El World estuvo en contra de tales anexiones y del imperialismo creciente, por lo que se opuso a las acciones de McKinley, pero su línea editorial no tuvo peso en la política norteamericana del momento.
La pesadilla de Hearst
Pasado el furor de la guerra contra España y su breve alianza con McKinley, Hearst, de tendencia demócrata (fue dos veces diputado por ese partido), dirigió las baterías en contra del presidente republicano, que se postulaba para un segundo mandato en 1900. Este hombre, a pesar de la campaña en contra que le montó Hearst, ganó las elecciones junto a Teodore Roosevelt, su vicepresidente, quien había regresado de la guerra en Cuba como un héroe. En un editorial escribió: “Si para librarse de las instituciones malas y de los hombres malos es preciso matarlos, entonces se les debe matar”.
Esta innoble campaña caló hondo y en setiembre de 1901 un desquiciado asesinó a McKinley a balazos. En el juicio que se realizó para juzgar al homicida, se intentó involucrar al Journal, como un instigador del magnicidio, pero no se le pudo condenar. Sin embargo, la opinión pública y el gobierno sí lo condenaron y el diario comenzó un acelerado desplome. Al punto que Hearst le cambió el nombre al Journal y lo bautizó The American. Pero eso no impidió la pérdida de prestigio y confianza.
Imperio mediático
Aunque este sembrador de cizaña tuvo ese gran tropiezo, eso no significó la muerte del periodismo amarillista, cuya “exitosa” fórmula – repudiada por los cánones éticos de la profesión- fue copiada en multitud de diarios, en todo el mundo y llega hasta nuestros días. Con su empuje empresarial y su fortuna, Hearst creó un imperio mediático que comprendió 30 diarios, entre los más influyentes de la nación, emisoras de radio y televisión, revistas, editoriales, amén de buenas inversiones y negocios en diversos campos.
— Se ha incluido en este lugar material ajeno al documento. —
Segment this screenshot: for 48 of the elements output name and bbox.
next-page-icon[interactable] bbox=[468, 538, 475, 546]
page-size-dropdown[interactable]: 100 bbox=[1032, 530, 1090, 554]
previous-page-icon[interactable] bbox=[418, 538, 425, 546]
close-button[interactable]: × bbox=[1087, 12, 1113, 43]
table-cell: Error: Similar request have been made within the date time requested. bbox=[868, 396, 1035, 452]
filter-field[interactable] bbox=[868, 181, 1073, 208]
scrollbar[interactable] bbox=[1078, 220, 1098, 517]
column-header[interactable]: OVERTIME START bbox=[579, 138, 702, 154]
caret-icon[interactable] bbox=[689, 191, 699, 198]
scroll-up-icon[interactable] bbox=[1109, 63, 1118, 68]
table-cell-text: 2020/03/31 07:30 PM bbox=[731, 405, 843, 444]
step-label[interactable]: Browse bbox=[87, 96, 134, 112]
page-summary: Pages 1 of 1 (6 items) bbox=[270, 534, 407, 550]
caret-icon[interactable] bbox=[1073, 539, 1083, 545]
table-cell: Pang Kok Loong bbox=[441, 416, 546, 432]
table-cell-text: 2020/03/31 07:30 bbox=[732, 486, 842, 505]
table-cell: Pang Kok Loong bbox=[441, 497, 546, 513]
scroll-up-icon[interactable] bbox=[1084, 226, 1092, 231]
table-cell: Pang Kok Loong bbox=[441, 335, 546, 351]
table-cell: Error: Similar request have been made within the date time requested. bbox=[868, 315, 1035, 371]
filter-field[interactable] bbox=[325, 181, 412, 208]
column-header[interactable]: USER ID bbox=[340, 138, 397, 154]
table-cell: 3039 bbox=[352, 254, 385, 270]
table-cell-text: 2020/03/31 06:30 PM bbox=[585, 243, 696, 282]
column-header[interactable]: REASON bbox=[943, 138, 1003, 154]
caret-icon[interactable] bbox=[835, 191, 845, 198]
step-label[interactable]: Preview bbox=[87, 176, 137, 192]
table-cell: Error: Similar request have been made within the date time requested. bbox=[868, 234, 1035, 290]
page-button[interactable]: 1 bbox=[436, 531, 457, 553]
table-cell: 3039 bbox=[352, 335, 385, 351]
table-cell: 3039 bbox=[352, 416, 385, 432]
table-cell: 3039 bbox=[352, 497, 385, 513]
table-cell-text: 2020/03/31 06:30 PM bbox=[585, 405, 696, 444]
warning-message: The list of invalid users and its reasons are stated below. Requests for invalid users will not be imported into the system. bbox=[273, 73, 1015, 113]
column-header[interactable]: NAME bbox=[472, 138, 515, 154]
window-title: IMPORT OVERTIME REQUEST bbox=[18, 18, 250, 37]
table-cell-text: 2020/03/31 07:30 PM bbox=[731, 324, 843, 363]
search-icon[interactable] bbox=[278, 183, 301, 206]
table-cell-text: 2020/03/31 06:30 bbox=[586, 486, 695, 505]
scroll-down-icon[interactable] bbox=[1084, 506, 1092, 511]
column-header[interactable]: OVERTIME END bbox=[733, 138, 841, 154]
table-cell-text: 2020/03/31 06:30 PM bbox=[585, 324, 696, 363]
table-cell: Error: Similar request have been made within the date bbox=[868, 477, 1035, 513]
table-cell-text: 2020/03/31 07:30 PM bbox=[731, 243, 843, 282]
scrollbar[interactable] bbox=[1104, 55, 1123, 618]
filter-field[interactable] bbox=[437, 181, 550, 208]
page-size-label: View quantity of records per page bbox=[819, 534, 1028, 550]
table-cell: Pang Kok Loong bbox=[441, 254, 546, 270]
Hearst murió en 1951, pero su emporio se ha mantenido.
Un misterio se resuelve
El presidente McKinley ordenó una investigación, tras el hundimiento del “Maine”, para saber qué causó tal hecho y el resultado concluyó que la explosión, “sin duda alguna, se produjo desde adentro de la nave”. Durante casi un siglo no se supo exactamente cómo se hundió el acorazado.
En 1976, el almirante Hyman G. Rickser, de la Marina de los Estados Unidos realizó una investigación sobre el hundimiento del “Maine” y concluyó que la explosión ocurrió dentro del barco. Como principal causa se tiene la combustión espontánea del carbón, que inflamó las municiones.
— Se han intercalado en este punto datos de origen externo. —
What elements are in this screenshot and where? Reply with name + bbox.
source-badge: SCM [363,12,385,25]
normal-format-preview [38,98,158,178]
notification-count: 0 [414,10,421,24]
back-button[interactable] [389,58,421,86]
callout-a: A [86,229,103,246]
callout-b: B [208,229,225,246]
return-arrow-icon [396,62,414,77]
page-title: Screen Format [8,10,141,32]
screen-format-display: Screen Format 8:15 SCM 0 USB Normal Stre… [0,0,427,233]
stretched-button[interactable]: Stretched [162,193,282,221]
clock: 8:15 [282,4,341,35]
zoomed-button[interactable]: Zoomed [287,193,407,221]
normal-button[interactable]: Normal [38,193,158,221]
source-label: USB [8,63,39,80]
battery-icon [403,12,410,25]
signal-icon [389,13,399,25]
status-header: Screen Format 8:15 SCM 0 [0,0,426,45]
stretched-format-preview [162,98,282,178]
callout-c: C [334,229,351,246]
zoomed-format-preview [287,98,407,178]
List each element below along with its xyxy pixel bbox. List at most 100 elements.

Finalmente, fue la revista National Geographic la que publicó un extenso reportaje en febrero de 1898, al cumplirse los 100 años de esa tragedia. El reportaje explicó, con bastantes gráficas, cómo la explosión se produjo al arder espontáneamente el carbón en uno de los almacenes que lo contenían y que estaba, pared de acero de por medio, con los pañoles de municiones.
Ese tipo de accidentes fueron comunes en los barcos de la época, que usaban el carbón para calentar el agua de las calderas. Eran naves movidas por vapor. El carbón al arder no se detecta fácilmente, pero genera un gran calor y eso fue lo que provocó el estallido de los obuses.
En un barco, al ser impactado por un torpedo o por una mina, la explosión que le sigue causa un enorme orificio en el casco y el metal se dobla y retuerce hacia adentro. Por el contrario, cuando ocurre una explosión interna, el metal del casco se abre hacia afuera. Esto fue lo que mostraba el “Maine”, que años después (1912) fue reflotado por la Marina y hundido, esta vez, en aguas profundas del Golfo de México.
En otras palabras, no fueron hombres rana españoles los que provocaron el hundimiento del acorazado. Sin embargo, ese accidente fue el pretexto ideal para declarar una guerra, con consecuencias funestas para el Imperio Español.Todo esto, gracias al poder de las palabras impresas y al empeño de un periodista, William R. Hearst, un tremendo sembrador de cizaña.